Seu vizinho, Fábio Apolinário, 39, dono de um mercadinho, colocou uma bandeira do Brasil na Kombi de entregas. “Aqui é Bolsonaro. Eu não acredito nessas mentiras que contam sobre ele. Não acredito na televisão. A verdade está aqui”, diz, apontando para o seu celular.

Fábio sempre votou no expresiden­te petista: “Se Lula fosse o candidato hoje, eu pensaria em votar nele. Mas o que é certo é que ele não é candidato e, por isso, vou votar em Bolsonaro para tentar mudar as coisas que estão aí”.

A empregada doméstica Maria José Gomes, 62, retruca. “Eu votei em Lula no primeiro turno. No candidato dele, digo. Vejo muita gente aqui dizendo que vai votar nesse Bolsonaro. Esse povo tem memória curta.

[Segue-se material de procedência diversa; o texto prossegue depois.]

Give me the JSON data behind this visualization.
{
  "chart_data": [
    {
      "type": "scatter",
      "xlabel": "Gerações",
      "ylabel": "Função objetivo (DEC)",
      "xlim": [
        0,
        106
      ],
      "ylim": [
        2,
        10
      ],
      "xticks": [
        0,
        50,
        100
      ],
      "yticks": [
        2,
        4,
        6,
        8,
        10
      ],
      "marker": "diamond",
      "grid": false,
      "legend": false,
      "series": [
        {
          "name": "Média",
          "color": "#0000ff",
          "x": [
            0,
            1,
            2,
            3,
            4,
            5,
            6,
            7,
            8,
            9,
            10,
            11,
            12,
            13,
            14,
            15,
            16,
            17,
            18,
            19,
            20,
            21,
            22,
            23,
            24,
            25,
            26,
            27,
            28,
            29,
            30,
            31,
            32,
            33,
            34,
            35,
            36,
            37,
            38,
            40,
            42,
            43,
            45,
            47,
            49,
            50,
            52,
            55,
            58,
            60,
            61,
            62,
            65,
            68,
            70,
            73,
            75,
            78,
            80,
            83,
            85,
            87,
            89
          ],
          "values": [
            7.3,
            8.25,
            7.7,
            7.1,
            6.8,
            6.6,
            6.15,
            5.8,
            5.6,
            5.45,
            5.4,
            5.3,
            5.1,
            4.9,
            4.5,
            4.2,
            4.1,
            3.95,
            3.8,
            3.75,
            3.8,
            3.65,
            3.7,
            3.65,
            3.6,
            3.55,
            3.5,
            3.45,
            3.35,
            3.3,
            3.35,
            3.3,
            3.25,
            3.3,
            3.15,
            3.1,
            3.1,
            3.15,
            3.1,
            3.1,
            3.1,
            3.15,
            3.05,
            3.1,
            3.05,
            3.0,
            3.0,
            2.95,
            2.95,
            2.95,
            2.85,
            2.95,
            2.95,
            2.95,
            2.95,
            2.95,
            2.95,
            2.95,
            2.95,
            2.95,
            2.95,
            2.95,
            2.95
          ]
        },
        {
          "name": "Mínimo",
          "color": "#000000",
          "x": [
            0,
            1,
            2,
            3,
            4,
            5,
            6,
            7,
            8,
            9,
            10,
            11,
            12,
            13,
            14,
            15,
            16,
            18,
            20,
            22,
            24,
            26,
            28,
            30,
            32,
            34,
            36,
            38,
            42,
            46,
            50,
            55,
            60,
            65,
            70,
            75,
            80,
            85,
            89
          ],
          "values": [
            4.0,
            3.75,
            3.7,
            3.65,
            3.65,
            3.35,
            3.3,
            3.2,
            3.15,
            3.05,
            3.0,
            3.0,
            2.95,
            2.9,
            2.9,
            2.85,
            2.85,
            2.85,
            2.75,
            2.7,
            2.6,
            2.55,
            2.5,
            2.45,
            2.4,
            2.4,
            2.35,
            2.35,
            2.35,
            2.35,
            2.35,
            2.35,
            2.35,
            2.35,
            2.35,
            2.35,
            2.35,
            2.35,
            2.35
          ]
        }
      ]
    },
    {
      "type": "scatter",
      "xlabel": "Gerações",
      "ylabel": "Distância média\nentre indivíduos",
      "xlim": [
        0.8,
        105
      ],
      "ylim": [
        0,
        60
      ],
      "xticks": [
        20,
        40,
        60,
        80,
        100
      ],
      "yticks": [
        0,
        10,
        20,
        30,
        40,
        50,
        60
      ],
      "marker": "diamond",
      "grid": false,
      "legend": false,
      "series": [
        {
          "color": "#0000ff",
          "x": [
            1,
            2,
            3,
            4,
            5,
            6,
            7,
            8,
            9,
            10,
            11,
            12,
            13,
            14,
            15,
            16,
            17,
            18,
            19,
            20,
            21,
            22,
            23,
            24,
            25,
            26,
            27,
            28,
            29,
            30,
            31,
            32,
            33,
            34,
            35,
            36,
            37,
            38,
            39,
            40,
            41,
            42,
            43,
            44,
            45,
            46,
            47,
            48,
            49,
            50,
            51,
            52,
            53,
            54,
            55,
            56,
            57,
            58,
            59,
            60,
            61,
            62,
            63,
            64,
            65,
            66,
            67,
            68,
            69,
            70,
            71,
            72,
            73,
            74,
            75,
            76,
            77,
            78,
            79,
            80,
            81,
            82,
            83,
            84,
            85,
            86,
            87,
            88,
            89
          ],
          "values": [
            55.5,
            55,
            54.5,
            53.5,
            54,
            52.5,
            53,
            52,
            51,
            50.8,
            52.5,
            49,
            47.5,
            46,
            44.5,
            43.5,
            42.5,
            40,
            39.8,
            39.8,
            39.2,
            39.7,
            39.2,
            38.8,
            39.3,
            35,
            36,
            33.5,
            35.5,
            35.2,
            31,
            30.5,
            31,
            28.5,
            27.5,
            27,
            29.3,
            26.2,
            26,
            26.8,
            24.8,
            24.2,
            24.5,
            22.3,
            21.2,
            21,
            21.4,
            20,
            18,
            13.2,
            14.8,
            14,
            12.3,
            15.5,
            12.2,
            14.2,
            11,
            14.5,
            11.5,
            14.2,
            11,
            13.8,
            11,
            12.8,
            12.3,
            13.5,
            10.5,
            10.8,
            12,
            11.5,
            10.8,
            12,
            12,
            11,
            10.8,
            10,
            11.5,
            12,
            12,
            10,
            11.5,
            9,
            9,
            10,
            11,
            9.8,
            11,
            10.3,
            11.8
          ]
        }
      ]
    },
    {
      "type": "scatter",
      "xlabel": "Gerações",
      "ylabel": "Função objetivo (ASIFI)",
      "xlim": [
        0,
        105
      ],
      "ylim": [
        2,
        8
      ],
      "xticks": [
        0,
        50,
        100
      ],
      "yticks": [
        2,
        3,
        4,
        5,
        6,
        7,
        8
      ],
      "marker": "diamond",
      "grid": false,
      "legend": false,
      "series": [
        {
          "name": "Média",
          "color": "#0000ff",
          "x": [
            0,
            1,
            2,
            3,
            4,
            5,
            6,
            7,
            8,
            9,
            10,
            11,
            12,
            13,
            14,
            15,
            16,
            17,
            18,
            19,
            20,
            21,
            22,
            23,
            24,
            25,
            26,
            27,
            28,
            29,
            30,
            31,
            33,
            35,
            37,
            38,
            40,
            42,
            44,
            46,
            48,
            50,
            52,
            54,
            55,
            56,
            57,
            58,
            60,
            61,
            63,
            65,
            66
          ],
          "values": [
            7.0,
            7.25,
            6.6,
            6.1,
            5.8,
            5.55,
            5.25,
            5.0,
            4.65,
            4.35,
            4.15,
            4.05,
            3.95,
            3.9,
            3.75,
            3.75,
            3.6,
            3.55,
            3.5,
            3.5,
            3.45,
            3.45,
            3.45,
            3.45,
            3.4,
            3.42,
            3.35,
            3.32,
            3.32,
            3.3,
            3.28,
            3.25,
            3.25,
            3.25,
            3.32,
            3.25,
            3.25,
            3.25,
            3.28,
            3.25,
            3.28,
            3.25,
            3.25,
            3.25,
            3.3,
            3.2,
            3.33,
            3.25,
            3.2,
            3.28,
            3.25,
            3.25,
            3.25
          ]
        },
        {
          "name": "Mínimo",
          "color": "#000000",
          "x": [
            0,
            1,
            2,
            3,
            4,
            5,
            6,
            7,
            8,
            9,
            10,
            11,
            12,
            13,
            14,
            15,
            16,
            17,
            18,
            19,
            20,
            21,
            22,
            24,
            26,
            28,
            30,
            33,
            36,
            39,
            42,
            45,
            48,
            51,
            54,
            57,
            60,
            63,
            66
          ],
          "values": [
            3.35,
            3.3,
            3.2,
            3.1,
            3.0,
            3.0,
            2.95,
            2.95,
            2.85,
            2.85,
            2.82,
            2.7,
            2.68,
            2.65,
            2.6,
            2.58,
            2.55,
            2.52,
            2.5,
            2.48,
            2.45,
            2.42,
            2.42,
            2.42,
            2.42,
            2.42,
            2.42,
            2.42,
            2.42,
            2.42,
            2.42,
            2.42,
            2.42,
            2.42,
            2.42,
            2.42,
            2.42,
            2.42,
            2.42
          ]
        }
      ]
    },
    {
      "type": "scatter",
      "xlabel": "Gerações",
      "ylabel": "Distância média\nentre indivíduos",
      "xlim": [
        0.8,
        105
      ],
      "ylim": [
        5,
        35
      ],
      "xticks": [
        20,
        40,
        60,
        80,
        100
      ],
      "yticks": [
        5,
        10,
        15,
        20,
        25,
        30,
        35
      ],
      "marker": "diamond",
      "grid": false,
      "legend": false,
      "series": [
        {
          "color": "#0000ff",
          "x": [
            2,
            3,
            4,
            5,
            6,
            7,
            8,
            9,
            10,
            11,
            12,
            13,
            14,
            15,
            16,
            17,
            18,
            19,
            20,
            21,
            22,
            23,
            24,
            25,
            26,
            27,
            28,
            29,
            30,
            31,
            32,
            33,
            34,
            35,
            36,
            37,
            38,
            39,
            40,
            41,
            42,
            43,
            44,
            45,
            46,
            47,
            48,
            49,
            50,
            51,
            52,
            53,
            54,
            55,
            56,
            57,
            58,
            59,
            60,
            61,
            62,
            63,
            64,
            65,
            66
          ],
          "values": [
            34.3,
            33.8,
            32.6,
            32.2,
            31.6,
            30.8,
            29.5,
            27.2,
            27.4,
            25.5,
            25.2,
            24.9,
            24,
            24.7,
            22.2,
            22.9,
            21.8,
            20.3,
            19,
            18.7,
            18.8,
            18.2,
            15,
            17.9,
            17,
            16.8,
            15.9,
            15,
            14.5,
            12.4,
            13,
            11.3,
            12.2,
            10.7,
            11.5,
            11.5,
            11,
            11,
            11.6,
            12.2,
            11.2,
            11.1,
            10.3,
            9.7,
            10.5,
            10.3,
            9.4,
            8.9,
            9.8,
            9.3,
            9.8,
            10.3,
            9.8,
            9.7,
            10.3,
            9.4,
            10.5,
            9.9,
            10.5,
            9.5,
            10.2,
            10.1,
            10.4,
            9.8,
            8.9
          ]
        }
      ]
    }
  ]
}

Só prosperara­m por causa de Lula. Como se vota em um maluco, meu Deus?”

Depois de avançar nas capitais nordestina­s, Bolsonaro modulou o discurso para tentar chegar aos grotões. As duras críticas ao Bolsa Família foram guardadas.

Na quarta (10), gravou um vídeo no qual promete 13º salário aos beneficiár­ios do programa. A promessa é a mesma do governador de Pernambuco, Paulo Câmara (PSB), apoiador de Haddad, reeleito no primeiro turno.

Para o deputado federal eleito Heitor Freire (PSL-CE), o horário eleitoral na TV ajudará Bolsonaro a levar seu discurso aos eleitores da zona rural. “Infelizmen­te, no interior, o acesso à internet ainda é difícil”, afirma.

Outro trunfo é o apoio de prefeitos que estão na oposição ao PT, já que os todos os governador­es eleitos da região apoiam Haddad. Só na Bahia, estão com Bolsonaro os prefeitos de Camaçari, Barreiras e Salvador.

Em Pernambuco, o prefeito de Garanhuns, cidade natal de Lula, também anunciou apoio ao candidato do PSL: “Ele é o único que está dizendo o que o Brasil precisa ouvir”, disse Isaías Régis (PTB) em comício no primeiro turno.

Túlio Velho Barreto, cientista político e pesquisado­r da Fundação Joaquim Nabuco, diz que nos grandes centros urbanos “há dependênci­a menor de políticas sociais implantada­s pelo Estado e maior acesso às redes sociais, ferramenta bastante usada por Bolsonaro”.

O discurso de endurecime­nto contra criminosos tem ainda maior aderência em cidades maiores, que são mais vulnerávei­s à violência.

Para Julian Lemos, que coordena a campanha de Bolsonaro no Nordeste e se elegeu deputado federal, a votação na região não foi surpresa.

Ele replica o discurso da novidade e se põe como exemplo: “É a primeira vez que me candidatei a deputado e fui eleito com 71 mil votos. Sou apenas um cidadão comum que pegou ar [ficou nervoso] com tudo que está aí.”